Economics
Next time think of it in terms of economics. You’re about to enter a room full of people that you imagine to have an imagined value of you. In that moment there is a currency exchange. Like being in a foreign country for the first time, the tender can be confusing and you may find yourself asking others to help you determine value. This is complicated by the fact that everyone else in the room has their own peculiar cash.
It seems that humans learn this brand of economics around age four or five. A younger child can accommodate the ambiguity of being assessed by his mother as the cutest and most capable child on the planet while concurrently accepting the assessment of the older and wiser kids in the neighborhood. So, because he received both infobits from people in a position to know he believes himself to be handsome, adept, and worthy of the nickname “Big Chief Wetumpants”. But somewhere in the development around year four an information filter is installed which allows for screening out of counterfeit information. Counterfeit information does not meet the standard of the image he has believed to be true.

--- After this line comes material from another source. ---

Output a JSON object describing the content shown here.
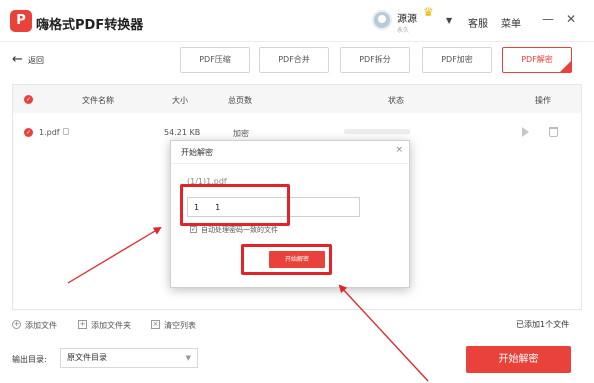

The information filter known as self-image is formed by the strong and/or consistent input we receive. The things we believe about ourselves are largely a product of adaptation to our early environment. Now, wait a minute, we’re not just talking about your parents. What you believe about yourself was gathered from just about anybody taller than you. And because the key time to learn this stuff happens before you are four years old just about everybody is taller than you. Parents, siblings, grandparents, and caretakers (this may have included both your day care provider Mrs. Beasley and her television) all give you input on what makes you valuable. They tell you that you are good or pleasing or smart or cute when you do certain things.
We humans are very fond of blaming. We blame nature and nurture. I take comfort in giving responsibility for my current choices to the action or inaction of someone long ago and faraway. As if the past were who I am, rather than where I am from. There are many deeply wounded people who rightly assign an abuser with the shaping pain of their history. The tragic lie is that they also believe that the abuser is responsible for their current choices. They label themselves survivor and live in reference to the event.
The events and impressions that shape self-image are not always negative. Dearly loved children who never heard the word “no” have a filter. Prodigies learn that when the bar is set high early they will live in fear of having peaked at three. James Taylor recognized exceptional kids in a memory of his childhood, “we were ring around the rosy children, they were circles around the sun.”
Accomplishment is an amusing currency to observe. It can be seen in status symbols like handbags and houses. Next time your out people watching count the shirts, bumper stickers, or other advertisements that sport accomplishment currency; I Climbed Half Dome, New York City Marathon, Harvard. Just the idea that the statement may be true can change our impression of a person. Although, I am suspicious of anyone wearing a NY Marathon shirt. If they are to be believed then Harvard must be very crowded and Tony Romo has been hanging around at the mall.
In addition to environment it is clear that genetics, prenatal situation, and the amount of nurturance and nutrition received in the first year of life also play a big part in this. Each of these factors affects brain chemistry. For instance, any of these factors can affect the part of the brain that reacts to a perceived threat. This can result it’s a “hair trigger” in the brain that makes one more reactive. All these factors influence intelligence, aptitude, and personality. Again, this is an area of the past that we need to “think of with sober judgment.” We have particular potentials, gifts, and preferences that need to be seen clearly and put to good use. Hang on here kids, there are also areas in which we will not be equipped to participate or get a medal. I know, it doesn’t seem right; feel free to blame somebody.
I like the way Carly Simon summed up the blaming thing when she sang, “sorry that your mother dropped you on your head, maybe her mother dropped her too. In the end we all get dropped, we all get black and blue”. We blame parents, genetics, astrological patterns, and low blood sugar for our behavior, and for our self-image.
This is the economy of self, that we see ourselves in reference to the currency standard we adopted early in life. Some seek security in money or relationship; others earn favor through accomplishment or service. There are many currencies. Mine’s productivity, what yours?